As a parent of young children, I could see how profoundly Kris was impacted after she heard our story. And then that familiar question came. “What can I do to help? How can I support G9?” To Kris, and to so many others who have asked the question, raising the support required to fund the precision medicine needed to develop innovative new therapies to fight childhood cancer, seemed overwhelming.
Fast forward four years to the 2018 Wisconsin Marathon. The very event where Kris would qualify to run the 2019 Boston Marathon, which she will do this coming Monday, April 15. The thing that Kris could do to help?…Run 26.2 miles, using her platform to raise funds on behalf of G9. (check it out here!)
Like raising funds for childhood cancer, training for a marathon can be a very daunting task. And for Kris’ efforts, the winter of 2019 provided less than ideal training conditions. Yet, she kept showing up and putting in the miles, in spite of blizzards, ice storms, and a couple of polar vortexes thrown in for an added measure of fun. In her words “No matter how things go, I will keep showing up. No matter what, this is my fight. Kids with cancer don’t have a choice, they have to show up every day to fight for their life.” And show up she did – day by day, one mile at a time.
At this point you might be thinking, “I can’t run a marathon, so what can I do to help?” To that I will ask you another question, “What do you do?” Do that! Perhaps you are a teacher trying to help your kids understand math. Collect some coins and get them adding! Maybe you own a small business. Offer a discount or donate a percentage of sales! Are you a coach trying to teach athletes the important lessons about a part of a team? Develop a service project (or ask us and we can help). Everyone has something they can do . . . think about it and do that. All it takes is one mile, one coin, one sale; more importantly, all it takes is the belief that one person can make a difference.

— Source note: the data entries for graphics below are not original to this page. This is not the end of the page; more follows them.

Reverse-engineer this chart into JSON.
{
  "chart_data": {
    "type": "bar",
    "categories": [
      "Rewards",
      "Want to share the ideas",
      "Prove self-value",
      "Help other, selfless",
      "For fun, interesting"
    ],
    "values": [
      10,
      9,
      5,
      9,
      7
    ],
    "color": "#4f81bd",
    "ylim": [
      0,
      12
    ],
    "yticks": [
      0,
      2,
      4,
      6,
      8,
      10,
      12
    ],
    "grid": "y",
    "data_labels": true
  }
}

There is a saying that asks “how do you eat an elephant?” A strange question, to be sure, but one with a logical and telling answer, “one bite at a time.” As we consider the sheer amount of funding required to make it possible for every child, everywhere to survive cancer, it can be that proverbial elephant. And it is during those overwhelming moments that we all need to take a lesson from my friend Kris, who is using something that is uniquely hers to raise funds, one mile at a time. It’s a marathon, not a sprint and we’ll all get to the finish together if we take it with one step of hope at a time.